Истина её слов — и их ужас — поразили меня, как удар молнии.
— О, Раймонд, — застонала она. — Я не думаю, что смогу это вынести. Ты же знаешь, как я ненавижу одиночество. Мне так страшно. — Она с отчаянием посмотрела на меня. — Я думала о том, чтобы убить себя, — сказала она, и на этот раз в её словах не было никакой театральности.
Пока я с ужасом смотрел на неё, она рухнула передо мной навзничь. Она рыдала, а я гладил её по прекрасным светлым волосам и лихорадочно размышлял. Я должен её спасти.
Хоть как-нибудь. Как-нибудь.
И вдруг я понял, что делать.
Слабая улыбка тронула мои губы, когда я уселся рядом с ней на парчовом диванчике.
На самом деле всё просто. Всё так просто.
Разве Хелена д'Авриль не божественна? Не великолепна? Не достойна счастья? И разве не был я её особенным, преданным другом? Её присутствие освещало мою жизнь с самого первого момента, когда я увидел и услышал её.
Так разве же я мог оставить её, когда я так нежно — по-своему, конечно — любил её? Позволить себе стать старым и слабым и в конце концов умереть? Мог ли я так поступить с ней? Предать её собственной «смертностью»? Нет, это было немыслимо.
Я нежно произнёс:
— Cara mia, вытри глаза.
Она посмотрела на меня, её лицо было похоже на лицо юной, испуганной девушки.
Я протянул ей руку.
— Не надо больше глупых разговоров об одиночестве, chérie. Другие уйдут, да, но я буду с тобой. Всегда. Теперь иди сюда и сядь рядом.
Улыбаясь, я распахнул воротник.
Её глаза встретились с моими глазами.
— Ты действительно хочешь этого, Раймонд?
— Конечно. Всем сердцем.
Она облизнула розовые губки. Затем придвинулась.
Прикосновение её губ к моей коже было непередаваемым.
Должно быть, я упал в обморок. Когда я проснулся, было уже темно, а она исчезла. Но я знал, что она вернётся.
Она была вечной, Голос Веков. А я — её преданный Раймонд. Отныне и навсегда.
Конец.
__________________________________________________________________________
Примечания переводчика:
* «Женщина без тени» — опера Рихарда Штрауса в трёх действиях.

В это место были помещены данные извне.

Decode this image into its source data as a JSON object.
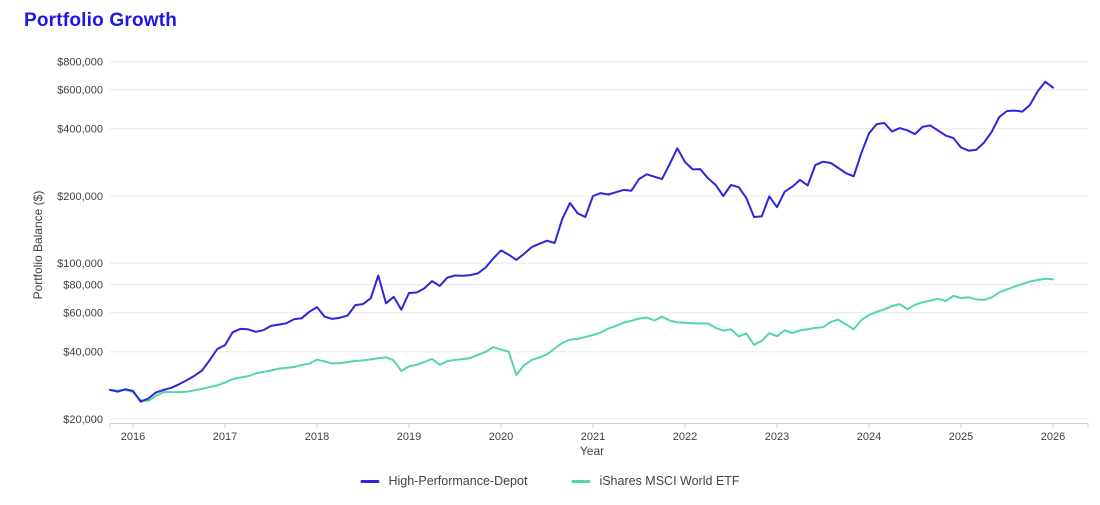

Вместе с тем, точно такое же название носит роман Карен Хабер, написанный в том же 1995 году и открывающий серию «War Minstrels».
* Chérie — дорогуша, милочка (франц.)
* Cara mia — моя дорогая (итал.)
* Schatzi — милая, дорогая, любимая (нем.)
* Sans vivre, sans morte — не живая и не мёртвая (франц.)
* n'est-ce pas? — не так ли? (франц.)
* Bellissima — прекрасная (в данном контексте — красотка) (итал.)
* À bientôt — До встречи! (франц.)
* succes de scandale — скандальный успех (франц.)
* Блюзовые ноты — некоторые ступени диатонического звукоряда, отклоняющиеся — как правило, в сторону понижения — от их приписанной в строе высоты на небольшой интервал. В данном контексте — упадок настроения.